My theory is that the skater would crash disastrously at some point during the race, probably with a pretty high speed...

What do you think would be the result?


----------



## Braveface (Feb 20, 2014)

It would have to be scaled up to be able to stand, no? I think they would go waaay too fast to stay upright the whole way down a modern bobsleigh track though. Maybe a similar thing could be done - I'm thinking of skateboarders at a closed water park going down and up the sides of big waterslides, I saw that somewhere. Or maybe it was BMXers. 

I like these events too though. Especially Skeleton! How terrifying does that look?!!


----------



## buyjupiter (Feb 20, 2014)

If they didn't crash immediately? They'd crash somewhere on the way down...

Bobsled tracks are way too sharply curved for anyone to go down them upright, if a figure skater tried they'd probably break just about every bone in their body. However, if you flattened out the curves and dropped the height of the overall slope, it should be possible--if still painful because of falls. That would make it more like an extreme version of the speed skating events, not really the bobsled ones.

This sounds awfully like what we came up with to make the ski events more interesting (read: deadly): cactus gates instead of the plastic ones.


----------



## CupofJoe (Feb 21, 2014)

A downhill skier with long skates instead of skis might be able to do it... They would understand the speed better and probably be able to use the curves to their advantage and the long ski-skates would even out the fairly rough ice of the bob-sleigh track...


----------



## hots_towel (Feb 22, 2014)

idk what would be more exciting. seeing what you proposed or seeing bobsleighers try to pull off figure skater moves on a rink in their sled. it would have to be motorized or something of course, but seeing a triple lutz from one of those things would be pretty funny


----------



## Sheilawisz (Feb 22, 2014)

These are some very interesting comments, thank you all =)
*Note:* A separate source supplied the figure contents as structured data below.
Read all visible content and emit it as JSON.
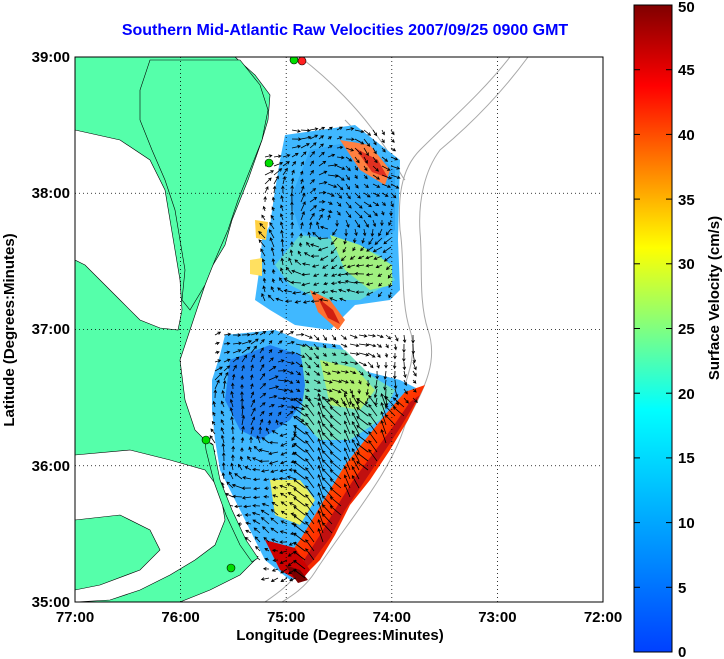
{
  "title": "Southern Mid-Atlantic Raw Velocities 2007/09/25 0900 GMT",
  "axes": {
    "xlabel": "Longitude (Degrees:Minutes)",
    "ylabel": "Latitude (Degrees:Minutes)",
    "xticks": [
      "77:00",
      "76:00",
      "75:00",
      "74:00",
      "73:00",
      "72:00"
    ],
    "yticks": [
      "39:00",
      "38:00",
      "37:00",
      "36:00",
      "35:00"
    ],
    "xlim": [
      -77,
      -72
    ],
    "ylim": [
      35,
      39
    ]
  },
  "colorbar": {
    "label": "Surface Velocity (cm/s)",
    "ticks": [
      "50",
      "45",
      "40",
      "35",
      "30",
      "25",
      "20",
      "15",
      "10",
      "5",
      "0"
    ],
    "range": [
      0,
      50
    ],
    "colormap": "jet"
  },
  "colors": {
    "land": "#55ffaa",
    "title": "#0000ff",
    "station": "#00dd00",
    "station_alt": "#ff2020",
    "contour": "#a0a0a0"
  }
}
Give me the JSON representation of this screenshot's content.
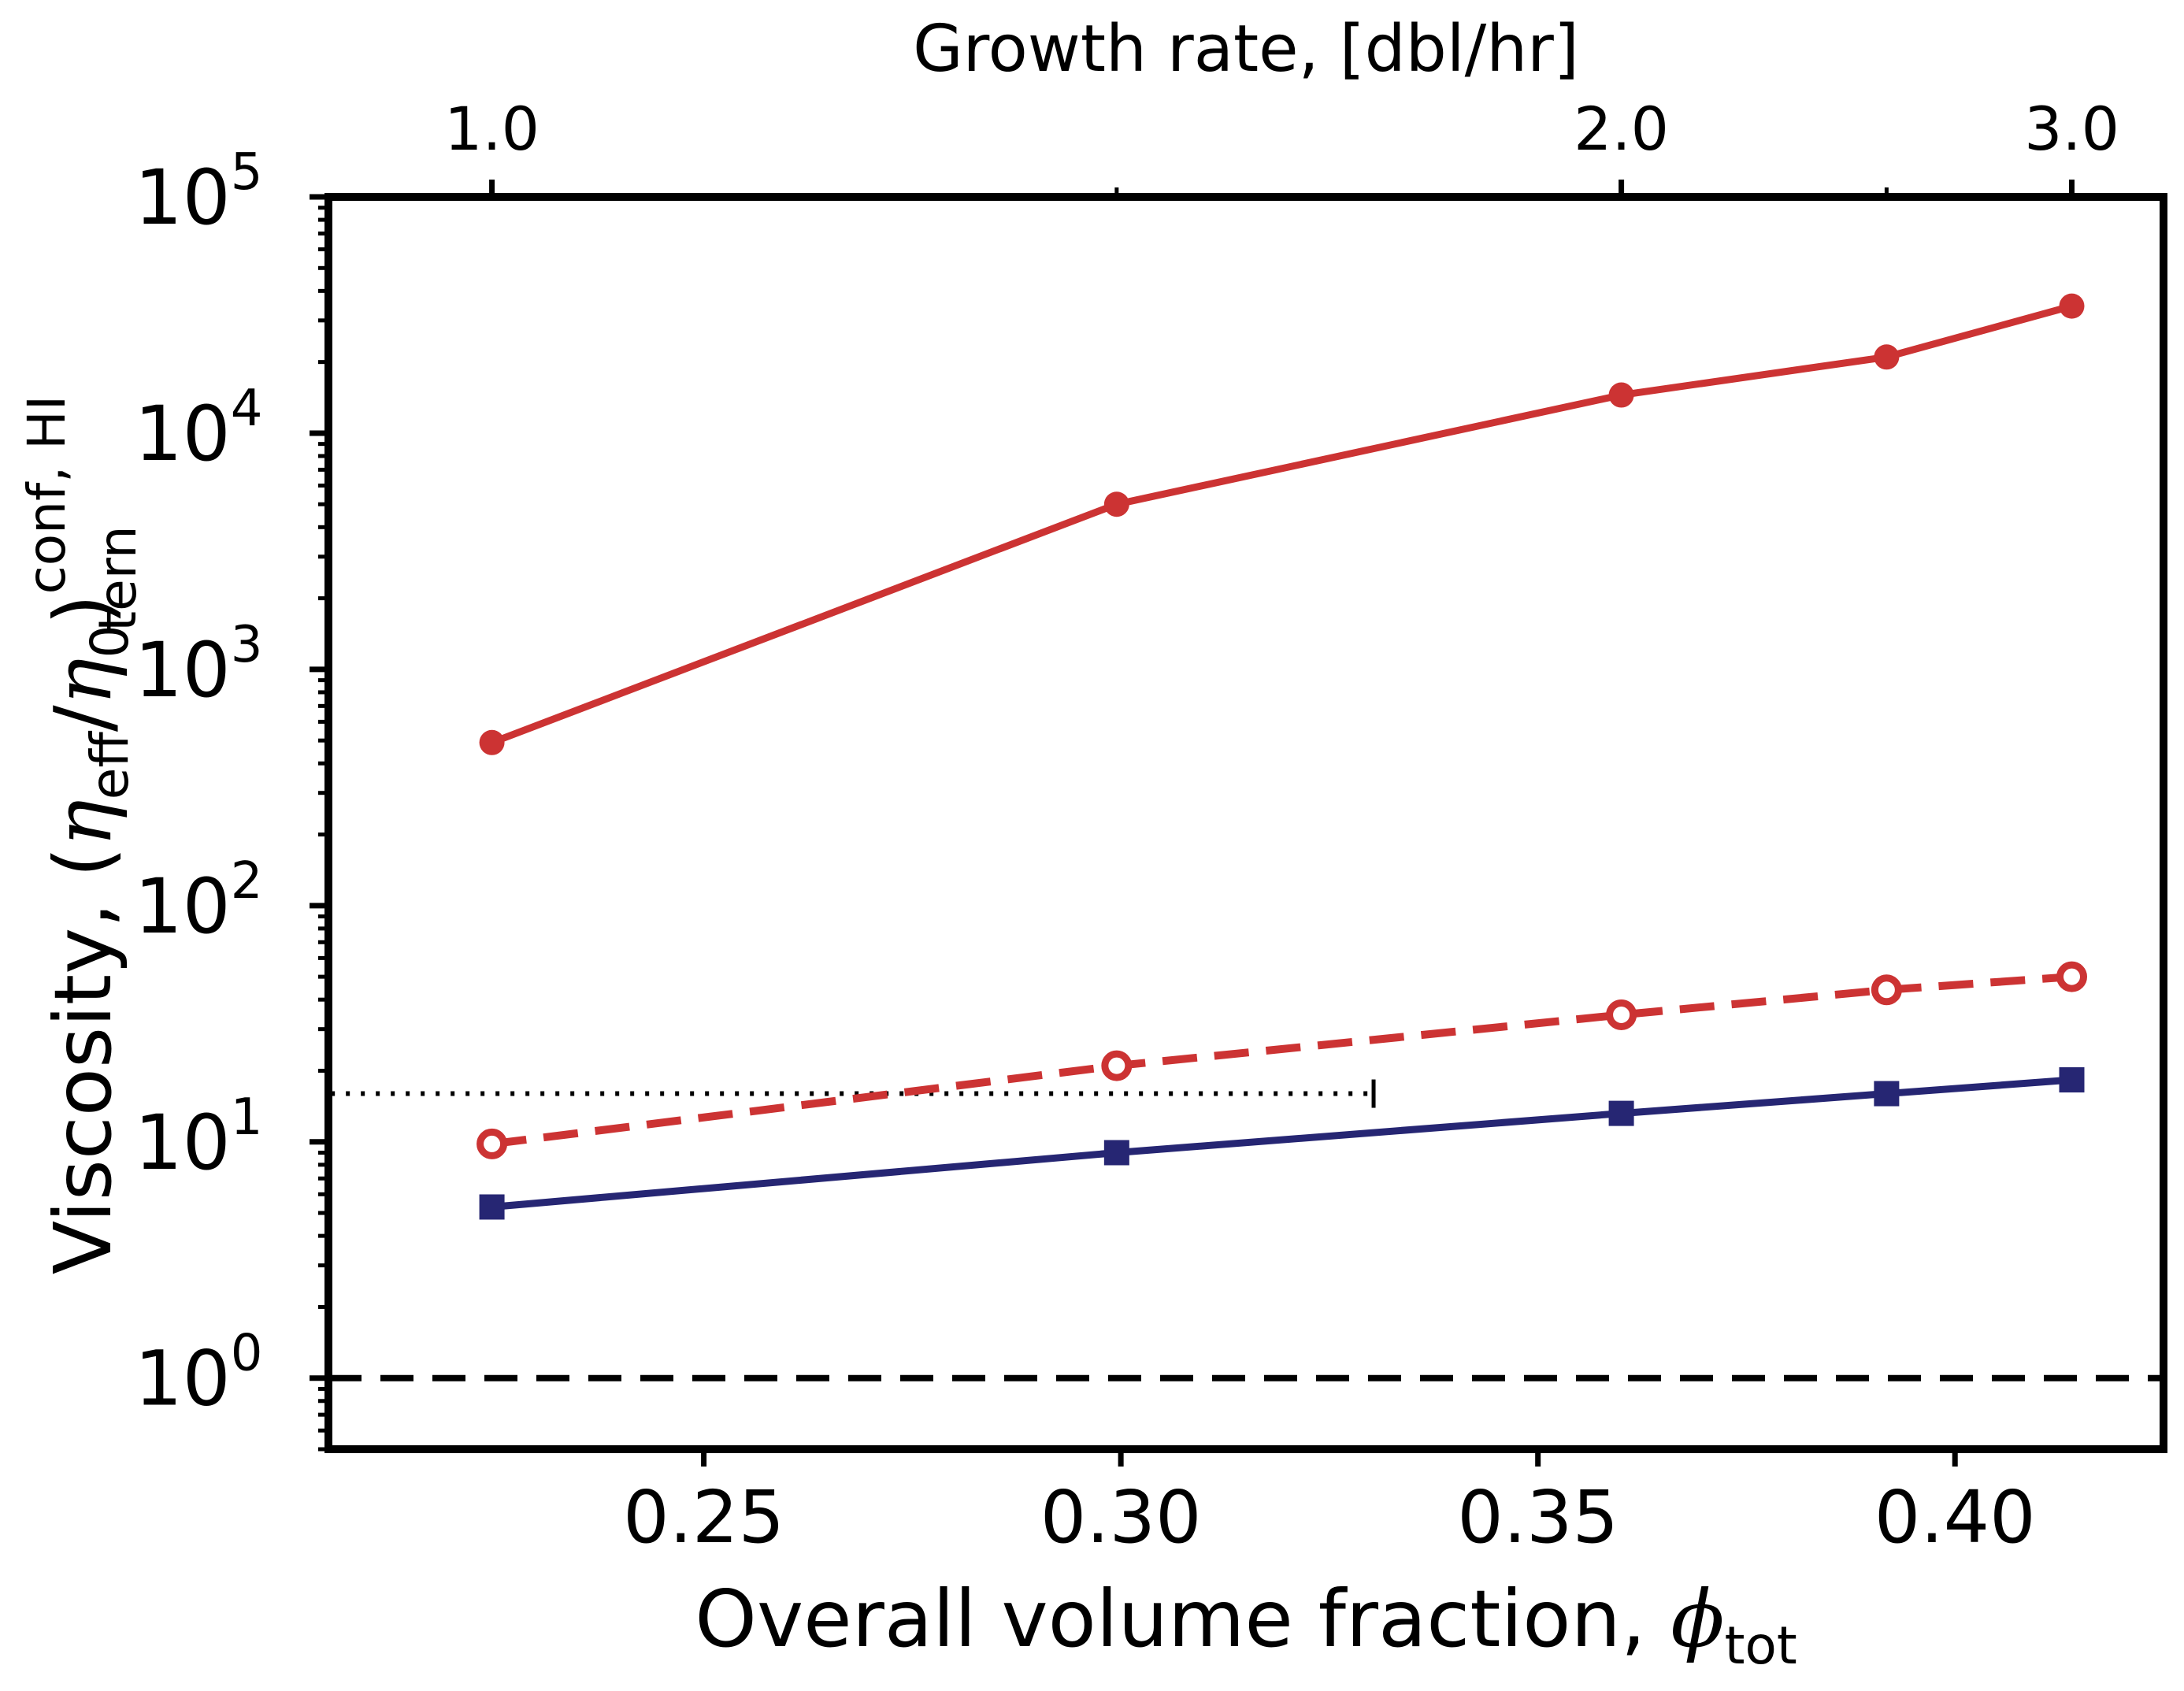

Braveface, I agree that Skeleton is the scariest of all the scary ice track competitions. It looks absolutely terrifying... I mean, they go head first down the track on that tiny sled, it's really dangerous. I think that Bobsleighs are safer, because the Bobsleigh can protect the people inside it in case of a crash.

@buyjupiter and CupofJoe: You are right, I also believe that this idea could be done effectively if we changed the track a little and tried with speed skiers instead of skaters. It would be crazy exciting- Now we have to come up with a name for the new sport, do you have any ideas?

You cracked me up with that idea, hots towel... They should make a videogame called _Crazy Winter Olympics_ featuring both my idea and yours, it would be mad.

I'll try to ski down a Bobsleigh track the next time I have a lucid dream...


----------



## Penpilot (Feb 26, 2014)

In my opinion, they would crash pretty quick regardless of the skates they used. Long skates like speed skates give more stability, but there are drawbacks. Longer skates means they'll go faster. Longer skates also mean they're less agile. Hockey skates have a curved blade increasing agility and there's less surface touching the ice so less speed. But the drawback of the curved blade is less stability.  

Another factor is the strength of a skater. They have to be able to hold those turns. If you look at speed skating, those skaters are already near the limit of human ability to hold a turn while going at top speed. Add more speed and it's going to be a clip from Jackass: The snow edition. 

Well regardless, here's the closest thing you're going to get in real life.

2013 Saint Paul Ice Cross Downhill World Championship - YouTube


----------



## Sheilawisz (Feb 27, 2014)

Thank you for your comment and for the link to that video, Penpilot... I had no idea that a skating competition like that even existed, it looks super cool and it should be part of the Winter Olympics and also the Winter X Games.

You convinced me completely that any ice skater would fatally crash in an attempt to complete the Bobsleigh track.

I guess that a very talented and skillful Speed Skater would manage a longer distance down the track than a figure skater, which was the original idea. I love ice skating (I have figure skates), but I have never practiced it seriously. Anyway, if I had the chance to try a Bobsleigh or a Luge in a track for beginners, I would love that...

They should make the Crazy Winter Games videogame, no doubt about that =)


----------



## Penpilot (Feb 27, 2014)

Sheilawisz said:


> They should make the Crazy Winter Games videogame, no doubt about that =)



That just reminded me of this, The Laff-Olympics, cartoon characters doing crazy Olympic events.


----------